In some ways, Jason was the greatest giant of them all.  A bona fide Christian artist who gets airplay on Christian top-40 stations, a deeply spiritual man with a lot of challenging ideas about faith and godliness, and one of the most genuine, honest singer / songwriters I know of -- for me, being around him was like being around some sort of mythic hero.  And I was dangerously close to committing idolatry.

But Jason sliced through the mythos with his honesty, authenticity, and humility.  Rather than building himself up as some sort of CCM demigod, he treated his audience as a group of brothers and sisters.  He saw his role as leading us into worship, not as our superior, but as our fellow-worshiper.  Jason taught us parts to sing along with him, so we could join right in with him as he ascribed worth to our Father that night.  In short, he took the role of priest, not the role of idol.

During that show, some fleshly thing within me snapped.  Suddenly, I found myself truly believing what I had merely known before: This wasn't a contest.  I wasn't competing with others to see who was smartest, or most talented, or most successful.  I wasn't any less valuable because of my lack of artistic efforts.

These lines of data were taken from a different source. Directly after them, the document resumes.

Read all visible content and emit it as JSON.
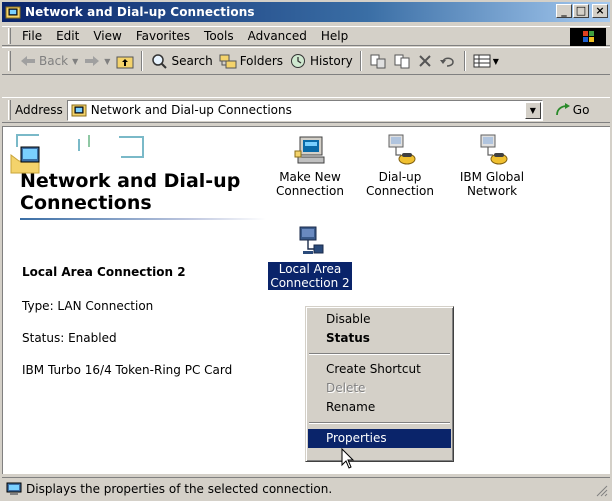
{
  "window": {
    "title": "Network and Dial-up Connections",
    "minimize": "_",
    "maximize": "□",
    "close": "×"
  },
  "menubar": {
    "items": [
      "File",
      "Edit",
      "View",
      "Favorites",
      "Tools",
      "Advanced",
      "Help"
    ]
  },
  "toolbar": {
    "back": "Back",
    "search": "Search",
    "folders": "Folders",
    "history": "History"
  },
  "address": {
    "label": "Address",
    "value": "Network and Dial-up Connections",
    "go": "Go"
  },
  "info_panel": {
    "title": "Network and Dial-up Connections",
    "selected_name": "Local Area Connection 2",
    "type": "Type: LAN Connection",
    "status": "Status: Enabled",
    "device": "IBM Turbo 16/4 Token-Ring PC Card"
  },
  "connections": [
    {
      "label_line1": "Make New",
      "label_line2": "Connection",
      "icon": "make-new-connection-icon"
    },
    {
      "label_line1": "Dial-up",
      "label_line2": "Connection",
      "icon": "dial-up-connection-icon"
    },
    {
      "label_line1": "IBM Global",
      "label_line2": "Network",
      "icon": "dial-up-connection-icon"
    },
    {
      "label_line1": "Local Area",
      "label_line2": "Connection 2",
      "icon": "lan-connection-icon",
      "selected": true
    }
  ],
  "context_menu": {
    "items": [
      {
        "label": "Disable"
      },
      {
        "label": "Status",
        "bold": true
      },
      {
        "label": "Create Shortcut"
      },
      {
        "label": "Delete",
        "disabled": true
      },
      {
        "label": "Rename"
      },
      {
        "label": "Properties",
        "highlighted": true
      }
    ]
  },
  "statusbar": {
    "text": "Displays the properties of the selected connection."
  },
  "colors": {
    "title_active": "#0a246a",
    "selection": "#0a246a",
    "chrome": "#d4d0c8"
  }
}
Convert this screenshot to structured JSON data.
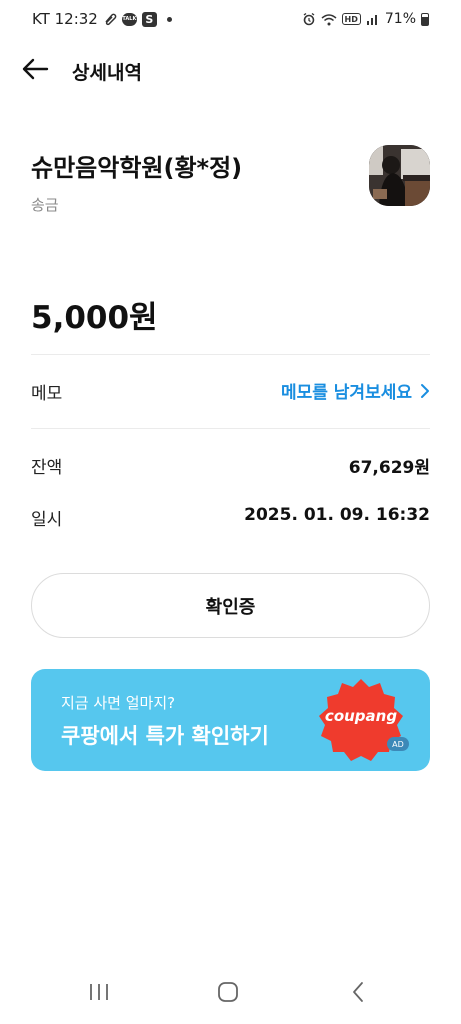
{
  "status_bar": {
    "carrier_time": "KT 12:32",
    "talk_icon_label": "TALK",
    "s_icon_label": "S",
    "hd_label": "HD",
    "battery_text": "71%"
  },
  "header": {
    "title": "상세내역"
  },
  "transaction": {
    "merchant_name": "슈만음악학원(황*정)",
    "type": "송금",
    "amount": "5,000원"
  },
  "memo": {
    "label": "메모",
    "link_text": "메모를 남겨보세요"
  },
  "details": {
    "balance_label": "잔액",
    "balance_value": "67,629원",
    "datetime_label": "일시",
    "datetime_value": "2025. 01. 09. 16:32"
  },
  "confirm_button": {
    "label": "확인증"
  },
  "ad": {
    "subtitle": "지금 사면 얼마지?",
    "title": "쿠팡에서 특가 확인하기",
    "brand": "coupang",
    "tag": "AD"
  },
  "colors": {
    "accent_blue": "#1a8ee0",
    "ad_background": "#56c7ee",
    "ad_badge_red": "#ef3b2d"
  },
  "icons": {
    "back": "arrow-left-icon",
    "memo_chevron": "chevron-right-icon",
    "nav_recent": "recent-apps-icon",
    "nav_home": "home-icon",
    "nav_back": "back-chevron-icon"
  }
}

That night, as I worshiped along with 100 other followers of Christ, I felt like I had become a true part of the community.

I could write a lot more about Hutchmoot.  I could tell you how amazing the sessions were, how incredible it was to listen to Sam Smith, Andrew and Pete Peterson, and Jonathan Rogers talking about literature, and how fun it was to play Settlers with Jon, Ashley, Todd, Jud, and Sherri.  However, others have probably said those kinds of things more powerfully than I can, so I won't belabor the point.

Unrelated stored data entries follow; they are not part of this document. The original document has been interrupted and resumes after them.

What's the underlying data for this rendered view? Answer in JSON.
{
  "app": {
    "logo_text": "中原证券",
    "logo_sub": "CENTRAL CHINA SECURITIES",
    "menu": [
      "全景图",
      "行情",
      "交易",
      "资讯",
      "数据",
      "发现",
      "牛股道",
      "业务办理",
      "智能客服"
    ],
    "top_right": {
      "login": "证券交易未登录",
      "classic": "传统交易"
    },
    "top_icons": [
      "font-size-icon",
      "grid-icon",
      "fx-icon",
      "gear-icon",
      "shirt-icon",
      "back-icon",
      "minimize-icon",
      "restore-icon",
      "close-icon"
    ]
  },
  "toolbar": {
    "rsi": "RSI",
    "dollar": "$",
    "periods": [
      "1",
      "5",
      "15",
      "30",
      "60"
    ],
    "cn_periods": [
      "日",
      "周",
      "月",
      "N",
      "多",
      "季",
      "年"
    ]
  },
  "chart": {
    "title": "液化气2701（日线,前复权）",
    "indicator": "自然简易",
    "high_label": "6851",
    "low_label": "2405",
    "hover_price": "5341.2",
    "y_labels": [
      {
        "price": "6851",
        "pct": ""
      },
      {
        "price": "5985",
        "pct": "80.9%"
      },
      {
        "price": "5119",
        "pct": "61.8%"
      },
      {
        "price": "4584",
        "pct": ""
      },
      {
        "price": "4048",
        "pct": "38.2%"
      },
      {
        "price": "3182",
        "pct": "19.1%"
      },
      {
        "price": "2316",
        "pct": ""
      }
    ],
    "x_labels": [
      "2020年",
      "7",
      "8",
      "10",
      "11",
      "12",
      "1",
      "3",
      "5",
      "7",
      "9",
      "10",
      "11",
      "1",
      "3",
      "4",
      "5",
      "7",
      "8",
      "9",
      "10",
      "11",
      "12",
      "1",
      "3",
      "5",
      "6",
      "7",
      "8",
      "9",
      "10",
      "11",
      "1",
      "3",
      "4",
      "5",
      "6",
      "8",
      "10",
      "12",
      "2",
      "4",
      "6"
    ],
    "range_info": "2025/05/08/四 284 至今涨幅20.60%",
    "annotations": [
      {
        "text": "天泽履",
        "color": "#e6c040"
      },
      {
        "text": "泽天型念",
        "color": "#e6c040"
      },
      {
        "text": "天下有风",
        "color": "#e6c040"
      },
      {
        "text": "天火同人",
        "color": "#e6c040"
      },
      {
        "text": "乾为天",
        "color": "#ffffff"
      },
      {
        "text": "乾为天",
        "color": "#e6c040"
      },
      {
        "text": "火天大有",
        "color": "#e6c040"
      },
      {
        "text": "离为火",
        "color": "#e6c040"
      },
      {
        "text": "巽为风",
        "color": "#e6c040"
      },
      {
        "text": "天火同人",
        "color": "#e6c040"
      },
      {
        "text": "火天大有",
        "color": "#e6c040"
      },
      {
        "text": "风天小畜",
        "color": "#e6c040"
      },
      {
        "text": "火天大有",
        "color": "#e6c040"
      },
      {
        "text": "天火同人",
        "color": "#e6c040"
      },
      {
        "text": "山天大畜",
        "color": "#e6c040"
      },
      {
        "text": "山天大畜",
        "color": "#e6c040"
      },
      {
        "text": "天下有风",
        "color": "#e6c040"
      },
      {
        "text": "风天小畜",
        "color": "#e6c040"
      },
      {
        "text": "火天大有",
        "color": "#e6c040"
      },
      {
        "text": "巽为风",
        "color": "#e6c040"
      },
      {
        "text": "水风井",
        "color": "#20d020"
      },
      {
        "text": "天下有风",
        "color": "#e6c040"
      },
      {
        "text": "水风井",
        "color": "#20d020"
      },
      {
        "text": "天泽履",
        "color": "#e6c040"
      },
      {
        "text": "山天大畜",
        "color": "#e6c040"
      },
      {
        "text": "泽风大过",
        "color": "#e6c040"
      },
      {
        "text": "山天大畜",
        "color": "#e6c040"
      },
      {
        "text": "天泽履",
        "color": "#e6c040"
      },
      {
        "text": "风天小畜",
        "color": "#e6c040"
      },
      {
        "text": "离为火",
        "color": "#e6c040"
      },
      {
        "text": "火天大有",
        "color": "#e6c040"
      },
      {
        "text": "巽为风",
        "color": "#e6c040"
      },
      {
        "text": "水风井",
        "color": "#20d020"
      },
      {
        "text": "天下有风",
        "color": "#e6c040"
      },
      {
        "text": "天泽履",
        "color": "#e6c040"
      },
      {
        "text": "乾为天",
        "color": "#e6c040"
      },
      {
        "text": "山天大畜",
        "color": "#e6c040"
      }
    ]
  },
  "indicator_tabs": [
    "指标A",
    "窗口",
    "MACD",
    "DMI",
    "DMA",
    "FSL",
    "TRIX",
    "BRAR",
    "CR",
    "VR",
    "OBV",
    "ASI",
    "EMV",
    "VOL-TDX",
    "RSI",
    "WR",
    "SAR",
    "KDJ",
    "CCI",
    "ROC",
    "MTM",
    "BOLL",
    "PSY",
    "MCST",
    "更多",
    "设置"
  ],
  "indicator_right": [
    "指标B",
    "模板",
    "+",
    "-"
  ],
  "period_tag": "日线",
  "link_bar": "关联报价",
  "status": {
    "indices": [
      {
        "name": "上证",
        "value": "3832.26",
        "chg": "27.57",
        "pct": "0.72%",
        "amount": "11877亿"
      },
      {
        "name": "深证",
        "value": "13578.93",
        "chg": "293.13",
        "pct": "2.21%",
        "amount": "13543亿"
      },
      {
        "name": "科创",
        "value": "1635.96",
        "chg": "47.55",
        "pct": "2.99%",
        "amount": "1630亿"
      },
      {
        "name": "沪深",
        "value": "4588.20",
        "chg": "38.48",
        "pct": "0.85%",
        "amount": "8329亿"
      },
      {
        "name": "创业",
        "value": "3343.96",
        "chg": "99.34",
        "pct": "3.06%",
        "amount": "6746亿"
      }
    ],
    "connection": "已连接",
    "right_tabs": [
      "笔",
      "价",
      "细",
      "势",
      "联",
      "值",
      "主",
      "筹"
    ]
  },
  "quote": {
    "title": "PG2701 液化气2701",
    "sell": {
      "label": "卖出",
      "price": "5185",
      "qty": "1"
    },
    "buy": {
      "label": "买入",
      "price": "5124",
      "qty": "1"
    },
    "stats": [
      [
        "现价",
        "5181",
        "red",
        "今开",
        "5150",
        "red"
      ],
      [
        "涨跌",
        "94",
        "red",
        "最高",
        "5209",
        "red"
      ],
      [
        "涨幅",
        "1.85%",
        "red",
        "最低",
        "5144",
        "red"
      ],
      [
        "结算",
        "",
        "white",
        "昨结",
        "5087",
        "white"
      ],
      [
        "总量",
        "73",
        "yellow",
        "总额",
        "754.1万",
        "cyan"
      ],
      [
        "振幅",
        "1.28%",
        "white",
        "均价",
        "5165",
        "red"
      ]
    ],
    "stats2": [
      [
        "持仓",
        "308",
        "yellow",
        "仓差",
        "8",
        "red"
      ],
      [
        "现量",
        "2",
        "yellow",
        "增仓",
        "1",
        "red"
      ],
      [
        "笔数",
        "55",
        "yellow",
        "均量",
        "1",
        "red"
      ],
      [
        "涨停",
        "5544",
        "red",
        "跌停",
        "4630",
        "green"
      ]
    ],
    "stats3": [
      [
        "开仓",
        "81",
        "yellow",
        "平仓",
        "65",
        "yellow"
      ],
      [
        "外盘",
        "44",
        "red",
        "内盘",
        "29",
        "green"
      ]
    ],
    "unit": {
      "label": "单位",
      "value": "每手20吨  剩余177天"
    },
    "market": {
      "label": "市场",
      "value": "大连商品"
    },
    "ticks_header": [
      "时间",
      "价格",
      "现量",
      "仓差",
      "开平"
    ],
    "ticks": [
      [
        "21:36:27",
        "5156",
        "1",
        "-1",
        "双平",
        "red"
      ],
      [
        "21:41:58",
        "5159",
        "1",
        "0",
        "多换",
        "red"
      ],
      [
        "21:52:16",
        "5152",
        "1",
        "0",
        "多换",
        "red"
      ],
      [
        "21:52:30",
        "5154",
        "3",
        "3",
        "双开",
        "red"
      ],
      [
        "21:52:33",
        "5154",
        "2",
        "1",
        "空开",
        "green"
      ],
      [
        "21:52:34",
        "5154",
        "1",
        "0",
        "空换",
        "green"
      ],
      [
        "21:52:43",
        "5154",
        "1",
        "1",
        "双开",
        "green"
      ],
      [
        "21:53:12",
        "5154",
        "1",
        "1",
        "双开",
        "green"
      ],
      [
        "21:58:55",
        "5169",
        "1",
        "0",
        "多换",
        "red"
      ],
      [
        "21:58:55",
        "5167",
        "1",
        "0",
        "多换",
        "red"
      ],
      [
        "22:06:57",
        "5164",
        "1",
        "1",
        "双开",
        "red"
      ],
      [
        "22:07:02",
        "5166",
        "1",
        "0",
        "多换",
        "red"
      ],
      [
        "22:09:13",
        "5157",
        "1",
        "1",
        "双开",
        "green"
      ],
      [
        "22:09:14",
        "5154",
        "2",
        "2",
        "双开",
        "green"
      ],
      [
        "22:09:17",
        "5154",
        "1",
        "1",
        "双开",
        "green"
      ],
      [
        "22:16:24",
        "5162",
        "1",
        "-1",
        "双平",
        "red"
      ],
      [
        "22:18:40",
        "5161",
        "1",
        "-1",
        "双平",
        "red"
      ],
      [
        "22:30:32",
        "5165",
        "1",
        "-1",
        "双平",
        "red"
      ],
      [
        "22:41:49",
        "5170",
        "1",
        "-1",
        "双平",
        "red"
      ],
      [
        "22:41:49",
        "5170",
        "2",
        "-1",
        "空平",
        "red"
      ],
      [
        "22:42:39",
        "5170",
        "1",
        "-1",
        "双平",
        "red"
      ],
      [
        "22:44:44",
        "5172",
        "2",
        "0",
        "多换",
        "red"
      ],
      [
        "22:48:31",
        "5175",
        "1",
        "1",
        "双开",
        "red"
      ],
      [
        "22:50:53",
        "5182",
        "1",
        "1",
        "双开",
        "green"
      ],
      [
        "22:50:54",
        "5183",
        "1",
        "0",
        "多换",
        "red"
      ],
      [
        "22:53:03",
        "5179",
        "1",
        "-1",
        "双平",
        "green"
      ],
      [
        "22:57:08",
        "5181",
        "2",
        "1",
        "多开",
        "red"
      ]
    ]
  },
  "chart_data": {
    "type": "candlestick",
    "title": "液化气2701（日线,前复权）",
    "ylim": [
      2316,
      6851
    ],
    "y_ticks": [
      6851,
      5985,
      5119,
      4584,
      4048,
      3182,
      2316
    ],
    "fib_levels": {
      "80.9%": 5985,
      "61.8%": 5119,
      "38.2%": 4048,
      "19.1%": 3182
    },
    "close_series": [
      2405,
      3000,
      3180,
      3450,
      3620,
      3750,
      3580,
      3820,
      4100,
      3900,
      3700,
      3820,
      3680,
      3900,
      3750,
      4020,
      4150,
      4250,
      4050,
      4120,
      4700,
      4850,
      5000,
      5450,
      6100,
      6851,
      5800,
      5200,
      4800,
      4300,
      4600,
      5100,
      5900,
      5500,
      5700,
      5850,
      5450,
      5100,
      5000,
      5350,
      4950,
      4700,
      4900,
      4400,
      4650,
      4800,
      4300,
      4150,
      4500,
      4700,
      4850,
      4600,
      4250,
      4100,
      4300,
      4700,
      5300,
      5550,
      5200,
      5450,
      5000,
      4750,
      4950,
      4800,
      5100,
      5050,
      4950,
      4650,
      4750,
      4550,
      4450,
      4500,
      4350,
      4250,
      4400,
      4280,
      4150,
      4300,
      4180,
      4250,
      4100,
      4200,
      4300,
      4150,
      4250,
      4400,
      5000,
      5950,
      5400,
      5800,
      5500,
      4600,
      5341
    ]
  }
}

To me, the most wonderful part of this year's Hutchmoot will always be that moment on Friday night when I realized I am not just an inferior junior member of God's kingdom.  Rather, I am a true child of the Creator-King, and it is my birthright to engage in sub-creation.

I'm still working through the implications of that night, but I think one of its effects will be to encourage me to start writing again.  Too often, I have avoided writing for fear of failure.  I've told myself I would never become a great writer because I can't do it full-time.  I've let myself forget that I don't love writing because it might make me "successful"; I love it because of how it allows me to make beautiful things where there was nothing before.  God put that love in me, so He must want me to use it to the best of my ability.

To sum up: Hutchmoot 2011 taught me that, regardless of my insecurities and fears, I do belong in His family.  I can (and must) use my gifts to build His kingdom, and one of the ways I can do that is through writing.  So I will write.

It might take the form of more posts on this blog, or it may reside in a notebook for now.  Somehow, though, I am going to start working seriously and regularly at making beautiful configurations of words.  And if I do ever receive worldly success from these efforts, I must take care to use it like the shrewd servant in Jesus's parable, to get as much gain as I can for God's kingdom.